PORTLAND, Ore. — Nike's shares fell 3.16 percent at closing bell Tuesday -- and many on social media assume it's because of the newest ad campaign featuring Colin Kaepernick.
But are they related? KGW set out to Verify those claims.
It's absolutely fair to say the new Just Do It campaign featuring Kaepernick has dominated the conversation on social media channels over the past 24 hours.
But is that enough to move the needle on the stock market?
"That has certainly been the talk of the sports world, and has been the dragging factor in the drop in Nike today. It's something everybody is talking about," said Linde Carroll with Sustainable Wealth Management in Vancouver, Wash. "With Nike being the biggest player in the market, that has certainly caused a drag not only on Nike stock, but also on the market in general."
Nike's competitors in the athletic apparel world also experienced losses Tuesday: Adidas was down 2.41 percent and Puma was down 1.83 percent.
International relations outside the stock market are also at play here.

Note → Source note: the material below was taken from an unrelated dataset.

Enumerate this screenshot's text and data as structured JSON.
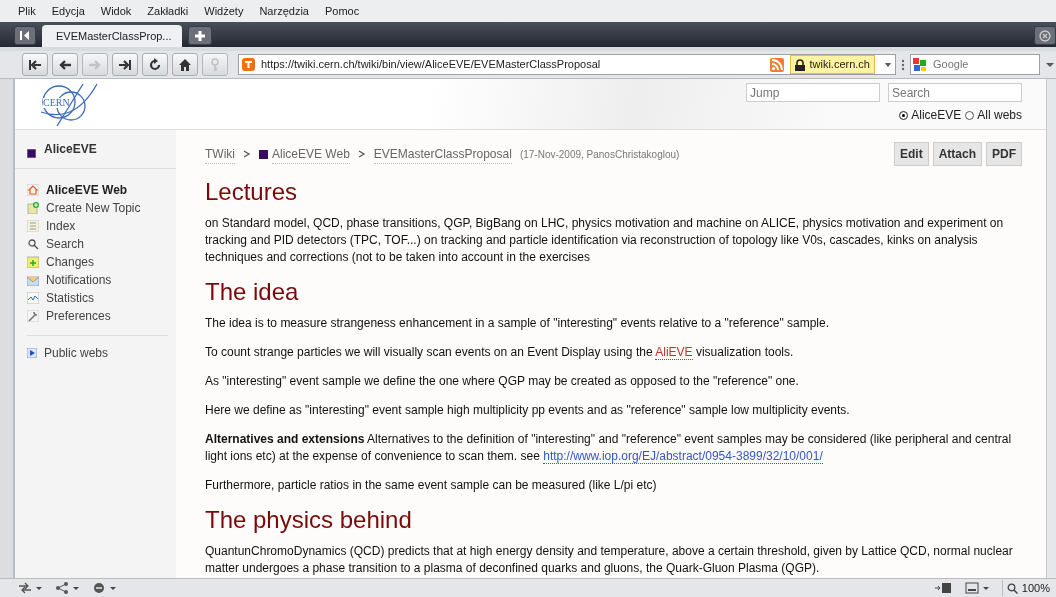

Just last week, Pres. Trump signed a new trade agreement with Mexico. And $200 billion in tariffs on Chinese goods will likely begin Thursday. However, both Nike and Adidas have moved away from production in China, and have instead set their sights (and money) on factories in Vietnam due to cheaper costs. For example, Nike shoe production in China back in 2007 was 35 percent, compared with 27 percent in 2017.
"These announcements have come out over the course of this year... we've had a couple of announcements on the tariffs and it churns the markets up a little bit, gives volatility, and then it sort of settles in a little bit after that news has been digested," Carroll explained.
So should you be worried if you own Nike stock?
"It's that initial noise that gets made and it eventually settles down. In Nike's case, something like this will probably be a little short-lived," Carroll explained
KGW can Verify: The loss Nike shares experienced Tuesday is mostly due to the Kaepernick ad, but industry experts are confident the retail giant will quickly bounce back.